HI everyone ,so i am trying to read out from a text file.
there are 2 columns. 1st column has the instructions that i need to program later on and 2nd column that has the values (string ). so in the 2nd column some of it will have the # sign at the end just to symbolize a comment line. so every time we are reading the file we are suppose to ignore all of the words after #. i have tried to use erase but it gives me an error after i execute. i have successfully read the file but i am not sure how to ignore the substrings after # please help to advise
the text inside the file
1 2 3 4
init 32 #test line
add 5 #this too
delete 10
add 2
my code is
1 2 3 4 5 6 7 8 9 10 11 12 13 14 15
iss>>instruct;
getline(iss,data);
//string hashsign = data.substr(0, data.find("#"));
data.erase (data.find("#"),data.length());
if(instruct=="init")
{
cout<<"This is for init - "<<data<<endl;
}
elseif(instruct=="add")
{
cout<<"This is for add - "<<data<<endl;
}
The problem is that std::string::find returns std::string::npos when token is not found.

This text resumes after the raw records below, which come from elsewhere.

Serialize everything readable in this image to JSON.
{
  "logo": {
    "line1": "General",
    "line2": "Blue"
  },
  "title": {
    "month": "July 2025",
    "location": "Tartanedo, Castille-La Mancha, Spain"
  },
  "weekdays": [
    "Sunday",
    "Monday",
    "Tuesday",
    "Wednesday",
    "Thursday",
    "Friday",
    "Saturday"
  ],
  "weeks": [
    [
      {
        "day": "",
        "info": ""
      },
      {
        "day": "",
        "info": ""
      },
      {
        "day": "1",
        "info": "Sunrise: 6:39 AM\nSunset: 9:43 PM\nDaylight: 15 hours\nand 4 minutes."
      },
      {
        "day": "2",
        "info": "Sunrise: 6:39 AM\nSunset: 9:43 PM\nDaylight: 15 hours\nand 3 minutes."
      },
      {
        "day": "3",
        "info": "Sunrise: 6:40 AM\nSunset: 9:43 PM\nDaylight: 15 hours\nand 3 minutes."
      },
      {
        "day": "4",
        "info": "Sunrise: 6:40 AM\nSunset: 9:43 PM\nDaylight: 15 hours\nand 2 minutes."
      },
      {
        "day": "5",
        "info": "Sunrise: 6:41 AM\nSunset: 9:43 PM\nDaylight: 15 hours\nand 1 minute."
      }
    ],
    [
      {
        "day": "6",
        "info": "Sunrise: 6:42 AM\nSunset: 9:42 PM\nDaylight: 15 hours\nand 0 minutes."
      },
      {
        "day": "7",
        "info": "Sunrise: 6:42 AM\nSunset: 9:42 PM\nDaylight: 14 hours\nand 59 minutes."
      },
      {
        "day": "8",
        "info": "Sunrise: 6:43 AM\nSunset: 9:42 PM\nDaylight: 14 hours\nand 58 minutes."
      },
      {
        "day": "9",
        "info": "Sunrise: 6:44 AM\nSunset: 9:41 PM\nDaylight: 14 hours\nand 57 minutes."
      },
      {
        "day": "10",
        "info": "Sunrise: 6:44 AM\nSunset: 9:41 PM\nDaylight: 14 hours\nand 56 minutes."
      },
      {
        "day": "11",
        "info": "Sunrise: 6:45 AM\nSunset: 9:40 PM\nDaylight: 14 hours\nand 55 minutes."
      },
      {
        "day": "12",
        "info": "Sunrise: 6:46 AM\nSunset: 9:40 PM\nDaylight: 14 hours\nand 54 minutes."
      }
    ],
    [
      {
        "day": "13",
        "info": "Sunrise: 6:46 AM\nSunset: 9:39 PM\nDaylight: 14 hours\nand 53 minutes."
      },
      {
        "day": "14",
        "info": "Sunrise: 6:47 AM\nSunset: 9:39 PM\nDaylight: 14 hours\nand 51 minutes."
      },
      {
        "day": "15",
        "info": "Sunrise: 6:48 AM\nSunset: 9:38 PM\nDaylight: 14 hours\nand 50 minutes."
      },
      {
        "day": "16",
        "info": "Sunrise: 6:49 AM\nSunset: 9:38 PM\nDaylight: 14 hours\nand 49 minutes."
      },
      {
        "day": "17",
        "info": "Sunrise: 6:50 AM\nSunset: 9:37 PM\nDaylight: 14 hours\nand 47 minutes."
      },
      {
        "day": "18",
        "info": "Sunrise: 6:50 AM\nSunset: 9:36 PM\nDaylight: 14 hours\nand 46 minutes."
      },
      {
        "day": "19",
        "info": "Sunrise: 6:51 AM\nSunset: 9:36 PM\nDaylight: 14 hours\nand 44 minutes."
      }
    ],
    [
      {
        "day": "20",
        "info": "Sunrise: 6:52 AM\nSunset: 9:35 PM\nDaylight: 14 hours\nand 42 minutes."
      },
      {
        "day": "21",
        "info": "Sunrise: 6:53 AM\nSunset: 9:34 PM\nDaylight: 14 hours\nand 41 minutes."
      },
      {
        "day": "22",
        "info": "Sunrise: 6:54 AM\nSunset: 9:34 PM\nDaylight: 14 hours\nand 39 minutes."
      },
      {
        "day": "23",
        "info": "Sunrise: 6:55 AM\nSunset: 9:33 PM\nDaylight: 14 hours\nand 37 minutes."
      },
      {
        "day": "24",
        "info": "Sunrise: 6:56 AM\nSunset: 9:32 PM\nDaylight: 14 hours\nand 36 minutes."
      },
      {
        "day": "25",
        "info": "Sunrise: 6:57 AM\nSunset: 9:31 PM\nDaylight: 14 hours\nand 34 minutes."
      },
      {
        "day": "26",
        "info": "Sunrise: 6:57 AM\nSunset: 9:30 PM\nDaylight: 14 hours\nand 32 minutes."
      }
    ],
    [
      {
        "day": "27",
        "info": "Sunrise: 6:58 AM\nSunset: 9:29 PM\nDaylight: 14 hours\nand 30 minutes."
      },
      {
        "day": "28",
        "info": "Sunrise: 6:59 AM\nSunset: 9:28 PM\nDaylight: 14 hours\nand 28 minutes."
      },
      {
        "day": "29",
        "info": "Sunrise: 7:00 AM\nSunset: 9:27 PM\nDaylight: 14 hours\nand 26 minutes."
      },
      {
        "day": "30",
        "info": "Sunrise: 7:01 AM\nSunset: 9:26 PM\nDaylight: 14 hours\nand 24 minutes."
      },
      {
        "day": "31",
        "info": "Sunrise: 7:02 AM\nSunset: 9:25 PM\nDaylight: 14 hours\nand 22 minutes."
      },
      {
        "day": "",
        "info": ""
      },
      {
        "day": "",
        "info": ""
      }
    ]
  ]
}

Passing std::string::npos as first argument to std::string::erase causes an exception to be thrown because it is not a valid position in the string. To make this work you would have to check that the position is not equal to std::string::npos before passing it on to std::string::erase.
Another approach is to use std::find, which uses iterators instead of indices, and the iterator version of std::string::erase. This slightly simplifies the code because std::find returns the end iterator if the token is not found, and erasing all elements in the range (end, end] is a totally valid operation that will do nothing so you don't need any additional checks.